HCTZ is not very lipid-soluble and should be administered in fairly large doses (Hripcsak et al., 2020). The onset of HCTZ in hypertension is 3-4 days and has 65-75% bioavailability.
Atorvastatin has a bioavailability of 14%, an onset of 3-5 days, and a duration of 48-72 hours.
Distribution:
Metformin is minimally protein bound. HCTZ is protein-bound at 40-68%. Atorvastatin is protein-bound at 98%.
Metabolism:
The liver does not metabolize metformin. HCTZ is minimally metabolized (Hripcsak et al., 2020). Atorvastatin is metabolized via hepatic P450 enzyme CYP3A4.
Excretion:
Metformin has a half-life of 4-9 hours, excreted through urine with 90% by tubular secretion (Lv & Guo, 2020). HCTZ has a half-life of 5.6-14.8 hours and is excreted through urine. Atorvastatin has a half-life of 14 hours and is excreted mostly via bile and about 2% via urine.
SIDE EFFECTS:
The most common side effect of Metformin is GI distress with nausea, vomiting, abdominal distension, heartburn, and diarrhea (Lv & Guo, 2020). Side effects of HCTZ include anorexia, confusion, dizziness, fatigue, and headache (Hripcsak et al., 2020). Side effects of Atorvastatin include diarrhea, nasopharyngitis, arthralgia, nausea, and insomnia.

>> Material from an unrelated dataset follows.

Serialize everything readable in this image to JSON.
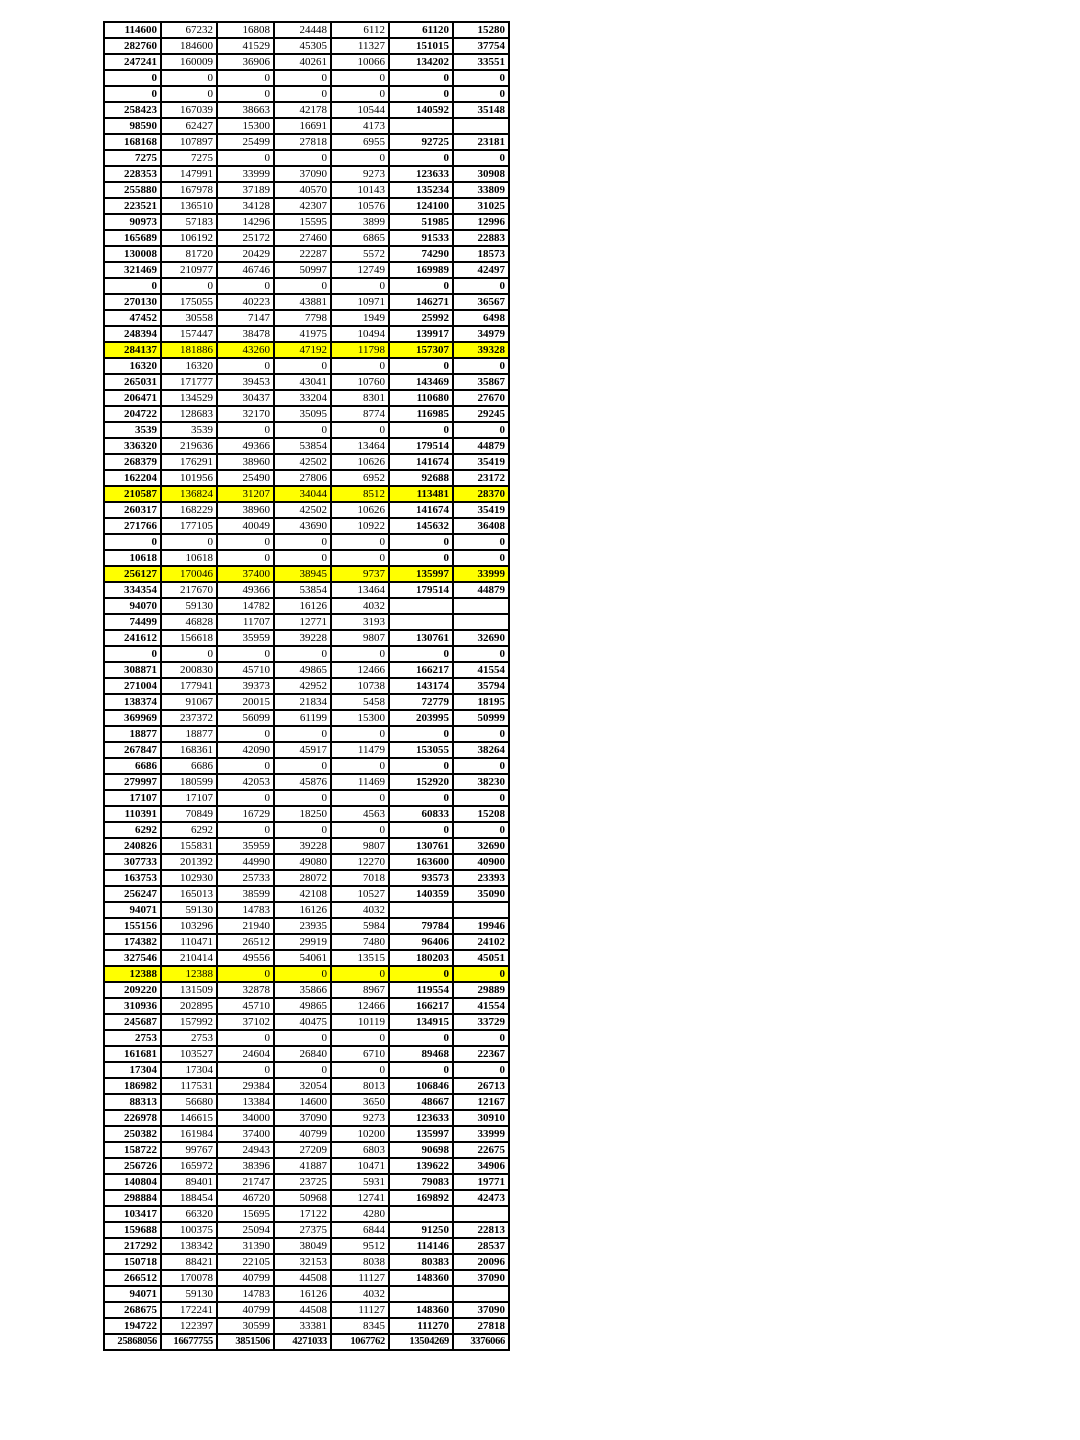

Pertinent drug/drug interaction: Atorvastatin should not be prescribed with cyclosporine, gemfibrozil, lonafarnib, and pazopanib.
Black box warnings: Metformin may cause lactic acidosis, which is potentially severe. It manifests with elevated blood lactate levels greater than 5 mmol/L, reduced blood pH, electrolyte disturbances with an elevated anion gap, and an elevated lactate/pyruvate rate (Lv & Guo, 2020). Risk factors for metformin-related lactic acidosis include: Age 65 years old or above; Renal impairment; Hypoxic states; Concomitant use of drugs such as carbonic anhydrase inhibitors; Having a radiological study with contrast; Surgery; Excessive alcohol consumption; Hepatic impairment.
References
American Diabetes Association. (2018). 4. Lifestyle management: standards of medical care in diabetes—2018. Diabetes care, 41(Supplement 1), S38-S50. https://doi.org/10.2337/dc19-S005
Aronow, W. S. (2017). Lifestyle measures for treating hypertension. Archives of medical science: AMS, 13(5), 1241–1243. https://doi.org/10.5114/aoms.2017.68650
De Boer, I. H., Bangalore, S., Benetos, A., Davis, A. M., Michos, E. D., Muntner, P., … & Bakris, G. (2017). Diabetes and hypertension: a position statement by the American Diabetes Association. Diabetes care, 40(9), 1273-1284. https://doi.org/10.2337/dci17-0026
Hripcsak, G., Suchard, M. A., Shea, S., Chen, R., You, S. C., Pratt, N., … & Schuemie, M. J. (2020). Comparison of cardiovascular and safety outcomes of chlorthalidone vs. hydrochlorothiazide to treat hypertension. JAMA internal medicine, 180(4), 542-551. https://doi.org/10.1001/jamainternmed.2019.7454
Last, A. R., Ference, J. D., & Menzel, E. R. (2017). Hyperlipidemia: drugs for cardiovascular risk reduction in adults. American family physician, 95(2), 78-87.